Architecture :: Interior Design :: Home Furnishings :: Construction :: Adit 081355555646 :: Makassar

Jumat, 16 Desember 2011

REVITALISASI DI KOTA DAENG




Revitalisasi Karebosi menjadi kontroversi. Suara deru alat berat yang mulai sibuk mengeruk tanah lapangan di jantung kota Makassar itu, sekencang deru kekhawatiran yang berkembang di ruang-ruang diskusi publik. Setelah direvitalisasi, akankah Karebosi tetap menjadi ruang publik yang gratis bagi seluruh lapisan masyarakat? Akankah Karebosi beralih fungsi menjadi sentra komersil semata, sebagaimana kecenderungan pembangunan kota yang terjadi selama ini? Citizen reporter Mustamin al-Mandary yang bermukim di Balikpapan, juga menggelisahkan Karebosi. Kegelisahannya itu yang menjadi inspirasi baginya untuk melakukan wawancara independen dan pengamatan seputar masalah revitalisasi alun-alun yang merupakan nol kilometer Makassar ini.
 
Saat ini, lapangan Karebosi yang dianggap sebagai salah satu ruang publik yang paling luas di Makassar, sedang direvitalisasi. Walaupun rencana revitalisasi ini sudah disampaikan oleh pemerintah kota pertengahan tahun 2006 yang lalu, namun respon masyarakat justru baru muncul pada saat pekerjaan revitalisasi itu mulai dilakukan. Sekelompok masyarakat sempat turun ke jalan bulan Oktober lalu, untuk memprotes pekerjaan ini.
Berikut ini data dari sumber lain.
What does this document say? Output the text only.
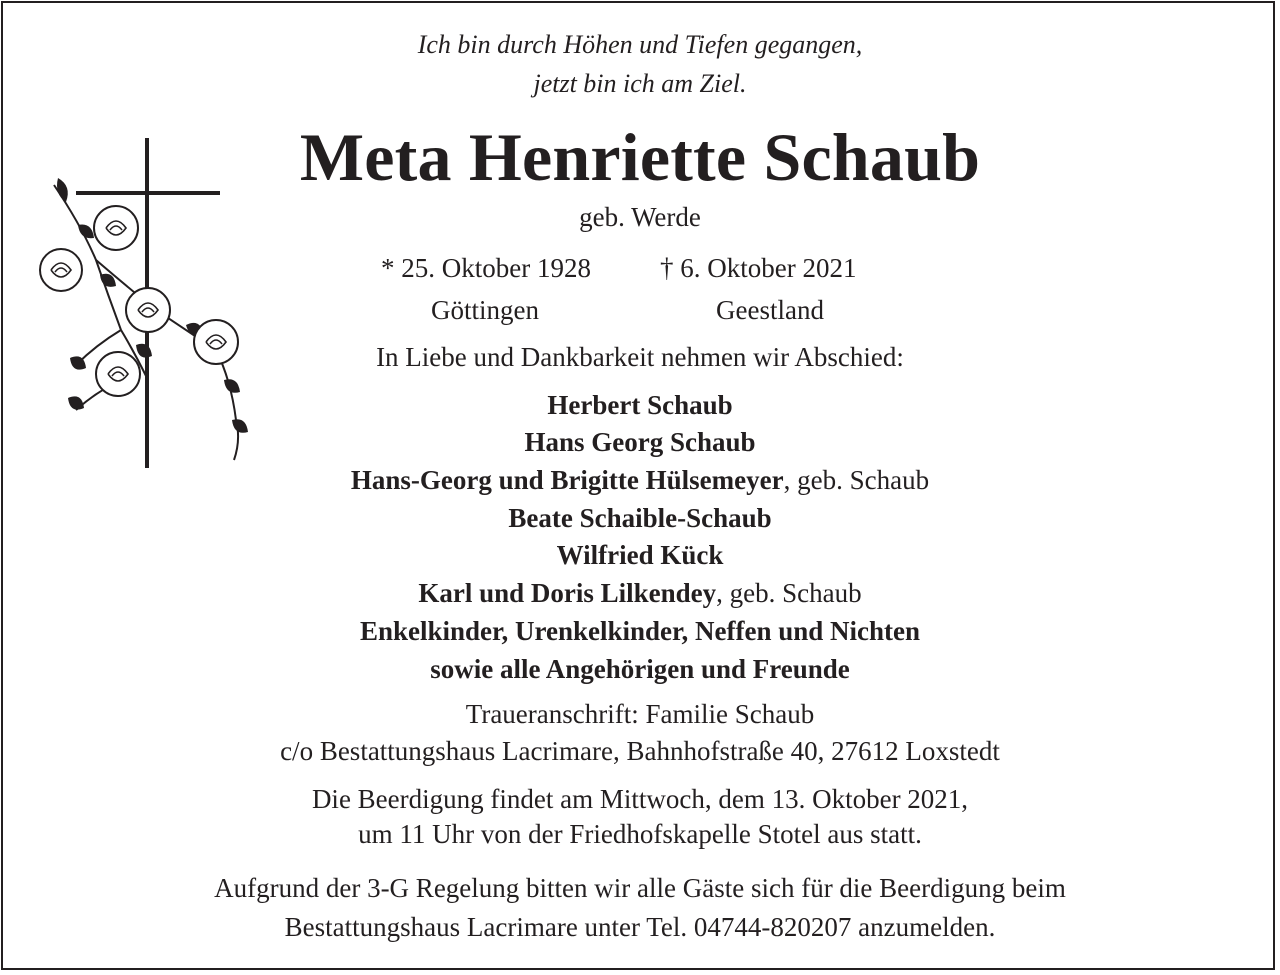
Ich bin durch Höhen und Tiefen gegangen,
jetzt bin ich am Ziel.
Meta Henriette Schaub
geb. Werde
* 25. Oktober 1928	† 6. Oktober 2021
Göttingen	Geestland
In Liebe und Dankbarkeit nehmen wir Abschied:
Herbert Schaub
Hans Georg Schaub
Hans-Georg und Brigitte Hülsemeyer, geb. Schaub
Beate Schaible-Schaub
Wilfried Kück
Karl und Doris Lilkendey, geb. Schaub
Enkelkinder, Urenkelkinder, Neffen und Nichten
sowie alle Angehörigen und Freunde
Traueranschrift: Familie Schaub
c/o Bestattungshaus Lacrimare, Bahnhofstraße 40, 27612 Loxstedt
Die Beerdigung findet am Mittwoch, dem 13. Oktober 2021,
um 11 Uhr von der Friedhofskapelle Stotel aus statt.
Aufgrund der 3-G Regelung bitten wir alle Gäste sich für die Beerdigung beim
Bestattungshaus Lacrimare unter Tel. 04744-820207 anzumelden.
Akan tetapi, muncul pertanyaan, mengapa protes itu baru dilakukan sekarang? Bahkan diskusi mengenai masalah revitalisasi ini semakin memanas ketika muncul anggapan bahwa ratusan LSM di kota Makassar, yang semestinya melakukan proses kontrol dan menjadi mitra masyarakat dalam mengkritisi kebijakan pemerintah, dianggap tidak melakukan apa-apa.

Bukan sekadar menghentikan banjir?
Dalam beberapa tahun terakhir, lapangan Karebosi sering mengalami banjir jika musim hujan. Pada kondisi banjir yang paling parah, seluruh permukaan lapangan bisa tergenang dan lapangan berubah menjadi danau. Hal ini diakibatkan karena lapangan Karebosi, menurut pengukuran terakhir tahun 2006, berada pada elevasi antara minus 50 – minus 80 cm dari permukaan jalan. Hal lain yang memperparah kondisi ini adalah lapangan Karebosi sendiri diapit oleh jalan raya serta bangunan-bangunan tinggi di keempat sisinya, sehingga air hujan tumpahnya ke lapangan Karebosi. Dengan saluran pembuangan yang ada sekarang, praktis volume air hujan yang cukup tinggi di musim hujan, khususnya di bulan Nopember sampai Januari, bisa menenggelamkan seluruh permukaan lapangan, belum lagi jika hujan deras bersamaan dengan saat pasang permukaan air laut.

Karena itulah, pemerintah kota Makassar berniat melakukan perbaikan. Akan tetapi pemerintah terbentur dengan biaya yang tidak sedikit. Pada rencana pertama, pemerintah ingin menawarkan pekerjaan ini kepada investor, tetapi tentu saja tidak akan ada yang berminat karena tidak adanya nilai ekonomis sebagai return.

Akhirnya pemerintah melakukan sayembara desain revitalisasi lapangan Karebosi pada pertengahan tahun 2006, dengan tujuan mencari masterplan yang jadi acuan pemerintah kota serta diharapkan bisa menggaet investor.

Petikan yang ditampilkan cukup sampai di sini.